Impugnò il bastone come le era stato insegnato e fece qualche passo avanti, utilizzando l’indice della mano destra a mo’ di perno e facendo ticchettare il suo ausilio, prima a destra e poi a sinistra, poi di nuovo a destra e ancora a sinistra. Coordinò poi i suoi passi a quei movimenti, in modo da portare il piede destro avanti, mentre il bastone sondava il tratto di strada lasciato libero da quello sinistro, e viceversa.

Era un’operazione che richiedeva concentrazione, specialmente all’inizio; una volta che ci si abituava a quel sincronismo cadenzato, la mente tornava libera, pronta e attenta a percepire rumori, movimenti, presenze di persone o ostacoli che il bastone avrebbe potuto non rilevare.

Nell’uscire da solo, un cieco deve concentrarsi tantissimo, Aija l’aveva imparato. Prima di allora, non si era mai preoccupata di assaporare le cose da un punto di vista diverso, non aveva mai ascoltato se stesse arrivando una macchina prima di attraversare, non aveva mai sentito gli ostacoli, se non guardandosi attorno.

Sentiva l’asfalto sotto le suole delle scarpe, a tratti liscio e levigato, a tratti sconnesso e ruvido, quasi impraticabile. Il tutto preceduto dal suo fedele bastone, che non la tradiva nemmeno per un istante.

Quando usciva con Eleonoora, capitava che andasse a sbattere contro qualcuno o qualcosa, oppure che inciampasse o perdesse l’equilibrio a causa di un ostacolo che l’amica aveva scordato di segnalarle. Non che lo facesse per male, ma Eleonoora a volte si dimenticava che Aija avesse delle difficoltà, tant’era l’affetto che provava per lei e la normalità con cui la considerava.

Aija non si arrabbiava mai, non avrebbe mai potuto farle una colpa di questo e, anzi, si sentiva lusingata dal fatto che Eleonoora la trattasse semplicemente come una persona, prescindendo dalla sua disabilità.

Persa in quei pensieri, non si accorse di un ostacolo e fu costretta a fermarsi, rimbalzando su qualcosa di metallico e puzzolente.

Allungò titubante una mano e riconobbe un cestino per i rifiuti, piantato in mezzo al marciapiede.

Indietreggio di un passo e il suo viso si distorse in una smorfia di disappunto.

Un pensiero fugace, negativo, infestò la sua mente: perché la luna non poteva aiutare anche lei, come aiutava tutti coloro che perdevano la retta via, da secoli e secoli? E le stelle, perché non poteva più vederle? Brillanti, luminose, bellissime, quasi eteree… perché, in quella notte vellutata, non c’erano più?

Scacciò con rabbia quei pensieri e tornò a concentrarsi su ciò che doveva fare.

Riprese la coordinazione giusta e tornò sui suoi passi, passeggiando per le vie deserte, sempre meno impaurita, bensì più sicura ed euforica all’idea che finalmente ce la stava facendo!

I suoi movimenti risultavano via via più fermi, come se le fossero appartenuti da una vita.
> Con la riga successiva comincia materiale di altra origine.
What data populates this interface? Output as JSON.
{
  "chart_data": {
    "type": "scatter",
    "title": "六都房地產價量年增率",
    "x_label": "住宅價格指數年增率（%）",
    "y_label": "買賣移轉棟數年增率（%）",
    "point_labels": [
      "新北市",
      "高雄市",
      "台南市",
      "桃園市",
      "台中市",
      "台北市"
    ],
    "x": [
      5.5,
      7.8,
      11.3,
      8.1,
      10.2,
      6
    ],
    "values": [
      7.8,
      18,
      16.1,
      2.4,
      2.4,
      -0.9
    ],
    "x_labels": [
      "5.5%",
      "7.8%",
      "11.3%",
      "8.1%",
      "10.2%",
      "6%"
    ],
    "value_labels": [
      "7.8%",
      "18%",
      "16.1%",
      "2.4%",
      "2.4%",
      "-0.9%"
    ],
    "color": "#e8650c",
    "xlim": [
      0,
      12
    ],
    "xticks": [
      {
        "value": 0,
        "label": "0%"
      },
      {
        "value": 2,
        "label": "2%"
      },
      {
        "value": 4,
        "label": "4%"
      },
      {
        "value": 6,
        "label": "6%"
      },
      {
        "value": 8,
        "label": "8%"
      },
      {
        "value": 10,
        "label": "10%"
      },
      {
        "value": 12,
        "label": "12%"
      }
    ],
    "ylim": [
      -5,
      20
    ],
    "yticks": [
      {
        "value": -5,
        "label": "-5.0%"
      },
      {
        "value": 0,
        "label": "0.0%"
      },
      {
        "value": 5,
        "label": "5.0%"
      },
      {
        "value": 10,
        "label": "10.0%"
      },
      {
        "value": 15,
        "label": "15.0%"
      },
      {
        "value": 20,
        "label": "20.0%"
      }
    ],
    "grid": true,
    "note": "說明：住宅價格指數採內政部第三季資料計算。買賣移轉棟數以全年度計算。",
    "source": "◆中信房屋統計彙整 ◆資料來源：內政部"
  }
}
Ogni tanto perdeva la coordinazione, ma subito la riacquistava e, quando finì il giro dell’isolato, non aveva nessuna voglia di rientrare.

Si sentiva come se stesse galleggiando in un mondo tutto suo, fatto di sensazioni amplificate e leggerezza.

Era qualcosa che non sapeva come spiegarsi, avvertiva chiaramente la soddisfazione crescere al centro del petto. Ogni emozione negativa provata poco prima di uscire, era svanita nel nulla, come se non fosse mai esistita.

Aija si sentiva finalmente felice e libera, si sentiva normale.

Ebbe voglia di gridare, ma si trattenne.

Avrebbe dovuto avvisare subito Eleonoora del suo ritorno, ma voleva godersi quel momento, perché era solo suo, suo e di nessun altro.

Una simile euforia non poteva esistere, non dopo il terrore che l’aveva attanagliata fino a poco prima; Aija non avrebbe mai pensato di poterla provare, ma lei era lì, quasi tangibile, densa e luminosa.

Luminosa più della luna.

Aveva raggiunto e superato alla grande quel traguardo, abbattendo uno dei tanti limiti che l’avevano spaventata maggiormente e che non avrebbe mai creduto di poter sconfiggere.

Ormai si era spinta oltre, lasciandosi il passato alle spalle.

Rimase sul vialetto per un po’, cercando di contenere quel mare di gioia che la stava possedendo.

Poi, rientrò in casa e trovò la sua amica ad aspettarla.

Tra le due non ci fu bisogno di parole, bastò un lungo e intenso abbraccio a unirle.

E quella stretta tra amiche bastò a raccontare a Eleonoora quanto fosse stata bella ed elettrizzante quella passeggiata sotto la luna.